An avid boxing fan and friend to Ward, Mark Wahlberg brings the boxer to life on the silver screen in a stunning and rather unflattering portrayal of the boxer’s life at the start of his professional career. Wahlberg’s depth of character is fascinating, adding a sense of realism to what is widely regarded as a fairy tale journey. In particular, Christian Bale and Melissa Leo do amazingly as Ward’s brother and mother respectively, painting a rather harsh picture of Micky’s home life. There is no real villain in the narrative sense of the word, but watching Leo and Bale on screen is frustrating to say the least, making the ending much more satisfying after the dust settles. Also deserving note is Amy Adams, who portrayed Ward’s girlfriend Charlene. After a stint of fairly nice and sweet characters, Adams easily shakes off her Disney-clean typecasting with this performance.

Star-studded casting aside, director David O. Russell really dedicated a great deal of effort to making the film as genuine as possible. There’s a blend of conventional and documentary style camera work, often putting the audience right in the middle of the action on screen. For the actual boxing matches, Russell decided to use the old Beta cameras, along with actual audio from the HBO broadcasts of Ward’s fights. To hear Lampley, Merchant, and Roy Jones Jr. commentating adds such a dynamic sense of realism to the movie, making it all the more jarring when the action cuts away to the family watching at home, which was not filmed in such a way. Still, it’s quite obvious that a great deal of passion and research went into making this project a reality, from filming in the real Lowell, MA to bringing in Ward’s real trainer Mickey O’Keefe. It’s all of these details, big and small, that really makes this film what it is.

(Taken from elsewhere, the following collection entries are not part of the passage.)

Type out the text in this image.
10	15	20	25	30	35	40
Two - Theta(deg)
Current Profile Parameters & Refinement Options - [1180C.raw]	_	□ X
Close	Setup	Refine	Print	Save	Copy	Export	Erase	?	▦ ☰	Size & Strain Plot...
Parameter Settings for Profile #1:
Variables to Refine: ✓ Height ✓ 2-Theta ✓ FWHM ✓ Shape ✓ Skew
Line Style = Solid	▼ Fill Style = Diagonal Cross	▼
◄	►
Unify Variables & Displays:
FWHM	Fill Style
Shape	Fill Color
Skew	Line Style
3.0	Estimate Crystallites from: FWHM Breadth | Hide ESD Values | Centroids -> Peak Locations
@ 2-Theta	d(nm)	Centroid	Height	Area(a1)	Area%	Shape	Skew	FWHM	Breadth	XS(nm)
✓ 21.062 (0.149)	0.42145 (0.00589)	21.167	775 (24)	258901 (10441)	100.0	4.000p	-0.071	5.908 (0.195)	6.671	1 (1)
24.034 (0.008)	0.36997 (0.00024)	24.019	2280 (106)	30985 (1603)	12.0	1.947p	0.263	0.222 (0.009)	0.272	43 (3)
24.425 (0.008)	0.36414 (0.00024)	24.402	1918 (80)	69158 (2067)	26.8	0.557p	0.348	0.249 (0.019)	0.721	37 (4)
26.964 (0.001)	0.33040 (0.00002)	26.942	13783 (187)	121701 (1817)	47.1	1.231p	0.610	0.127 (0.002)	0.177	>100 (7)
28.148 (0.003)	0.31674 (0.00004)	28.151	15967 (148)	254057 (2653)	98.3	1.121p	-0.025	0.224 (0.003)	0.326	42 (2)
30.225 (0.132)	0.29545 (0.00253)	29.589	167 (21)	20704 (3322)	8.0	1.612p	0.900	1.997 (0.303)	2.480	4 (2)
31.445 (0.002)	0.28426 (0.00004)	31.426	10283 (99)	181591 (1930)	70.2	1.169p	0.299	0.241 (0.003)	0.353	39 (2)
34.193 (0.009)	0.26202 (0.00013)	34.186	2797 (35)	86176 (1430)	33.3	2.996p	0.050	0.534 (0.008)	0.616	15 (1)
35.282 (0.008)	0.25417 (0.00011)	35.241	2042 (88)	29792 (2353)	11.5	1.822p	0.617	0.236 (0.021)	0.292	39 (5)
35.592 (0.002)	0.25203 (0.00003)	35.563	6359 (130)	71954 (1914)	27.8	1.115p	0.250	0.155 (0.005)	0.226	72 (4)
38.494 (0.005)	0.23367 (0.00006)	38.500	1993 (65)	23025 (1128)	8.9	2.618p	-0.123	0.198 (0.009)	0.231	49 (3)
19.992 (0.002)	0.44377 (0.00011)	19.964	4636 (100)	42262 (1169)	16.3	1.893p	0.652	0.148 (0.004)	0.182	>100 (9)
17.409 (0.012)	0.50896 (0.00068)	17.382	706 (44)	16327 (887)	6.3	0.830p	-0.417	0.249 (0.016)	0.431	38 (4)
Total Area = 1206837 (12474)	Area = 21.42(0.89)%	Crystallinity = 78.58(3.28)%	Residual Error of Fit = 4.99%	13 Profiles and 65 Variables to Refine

Wahlberg stated in earlier interviews that, while a fan of all the great boxing movies, he felt that the fights were never real enough on screen. In line with the rest of the film’s realism, the boxing matches had to be as genuine as possible. Wahlberg did all the fights himself, and brought in famed boxing coach Freddie Roach to train him in the sweet science. While the matches don’t quite measure up to the real thing, they definitely look much better than any other boxing movie to date. Ward’s signature style is easily apparent, and thanks to audio from the real broadcast, all of the fights feel absolutely like watching the event live. The Fighter is a fantastic labor of love, and is an amazing tribute to a great boxer. With its powerful storytelling and attention to details, I’m confident that this will go down as one of the crowing achievements in boxing cinema.